Michael Lerner Still Slipping Into Larger-Than-Life Character Roles

As far as Michael Lerner is concerned, there’s nothing quite like portraying a character right out of history. “I love playing real-life people,” says the actor whose television roles include Jack Ruby in “Ruby and Oswald,” and Pierre Salinger in “The Missiles of October.” “It gives me a chance to become that person for a while.”

Although his latest screen persona, that of fast-talking movie studio chief Jack Lipnick in “Barton Fink,” is fictitious, he admits the role was inspired by another historical figure--the legendary Louis B. Mayer. “I based my role on him,” the Brooklyn-born actor says, referring to the mogul who ran MGM during its heyday. “I even found a pair of glasses in a junk shop that were identical to the ones he wore. As soon as I put them on, I felt like Mayer.”

Playing studio chiefs is nothing new to Lerner. On television he played Harry Cohn in “Rita Hayworth: The Love Goddess” and Jack Warner in “Moviola.”


Lerner, an admitted hockey fanatic, graduated from Brooklyn College and went on to receive a master’s degree in English drama from UC Berkeley. He studied for two years on a Fulbright Scholarship at the London Academy of Music and Dramatic Art and eventually landed in San Francisco, where he appeared with the American Conservatory Theater for two years in the late 1960s.
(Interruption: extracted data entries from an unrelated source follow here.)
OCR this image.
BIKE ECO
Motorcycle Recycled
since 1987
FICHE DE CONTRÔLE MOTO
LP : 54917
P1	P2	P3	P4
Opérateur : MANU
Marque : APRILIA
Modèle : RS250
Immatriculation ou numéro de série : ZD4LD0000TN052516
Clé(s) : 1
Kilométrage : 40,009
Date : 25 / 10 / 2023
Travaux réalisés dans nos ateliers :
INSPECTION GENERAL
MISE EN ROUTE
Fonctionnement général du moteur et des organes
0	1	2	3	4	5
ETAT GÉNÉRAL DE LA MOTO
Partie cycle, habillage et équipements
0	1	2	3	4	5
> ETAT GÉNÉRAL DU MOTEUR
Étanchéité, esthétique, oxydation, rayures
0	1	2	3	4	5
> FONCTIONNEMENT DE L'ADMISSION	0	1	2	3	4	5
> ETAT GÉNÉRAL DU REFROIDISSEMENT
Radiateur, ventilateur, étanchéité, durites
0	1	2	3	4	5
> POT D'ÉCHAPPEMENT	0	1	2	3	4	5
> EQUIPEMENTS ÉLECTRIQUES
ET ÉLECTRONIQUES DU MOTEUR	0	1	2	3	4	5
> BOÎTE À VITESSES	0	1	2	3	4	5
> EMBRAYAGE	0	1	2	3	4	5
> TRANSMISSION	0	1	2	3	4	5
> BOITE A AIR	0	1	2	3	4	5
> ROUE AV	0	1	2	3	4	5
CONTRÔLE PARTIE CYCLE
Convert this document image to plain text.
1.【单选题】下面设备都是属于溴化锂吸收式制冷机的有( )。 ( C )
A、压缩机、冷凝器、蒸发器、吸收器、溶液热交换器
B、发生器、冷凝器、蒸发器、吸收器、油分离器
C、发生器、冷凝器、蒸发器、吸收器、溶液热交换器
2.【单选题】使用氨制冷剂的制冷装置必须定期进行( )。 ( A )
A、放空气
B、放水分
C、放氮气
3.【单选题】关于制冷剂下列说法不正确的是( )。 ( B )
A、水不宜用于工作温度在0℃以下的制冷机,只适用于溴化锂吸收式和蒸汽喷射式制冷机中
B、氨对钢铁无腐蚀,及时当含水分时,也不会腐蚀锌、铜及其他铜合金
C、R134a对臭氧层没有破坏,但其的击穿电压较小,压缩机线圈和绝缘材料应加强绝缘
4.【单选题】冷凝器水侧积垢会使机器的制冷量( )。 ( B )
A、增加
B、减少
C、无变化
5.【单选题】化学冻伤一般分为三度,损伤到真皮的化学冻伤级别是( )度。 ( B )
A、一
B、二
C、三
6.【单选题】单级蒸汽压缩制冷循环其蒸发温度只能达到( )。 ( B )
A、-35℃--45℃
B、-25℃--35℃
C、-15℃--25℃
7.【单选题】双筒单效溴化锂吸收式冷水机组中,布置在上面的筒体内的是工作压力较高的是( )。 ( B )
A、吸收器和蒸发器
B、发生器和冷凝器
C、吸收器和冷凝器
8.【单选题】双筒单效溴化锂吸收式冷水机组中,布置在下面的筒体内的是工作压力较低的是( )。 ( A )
After settling in Los Angeles, he appeared in local theater productions and was cast in his first film role, “Alex in Wonderland” in 1970. Other movies followed, including “The Candidate,” the remake of “The Postman Always Rings Twice,” “The Other Side of Midnight,” “Harlem Nights” and “Eight Men Out.”

Having just completed another larger-than-life character role in Disney’s “Newsies,” a turn-of-the-century musical, Lerner is still looking forward to the day when he is offered other types of parts. “I’d like to do something very, very different,” he says. “My dream is to play a sympathetic, romantic leading man.”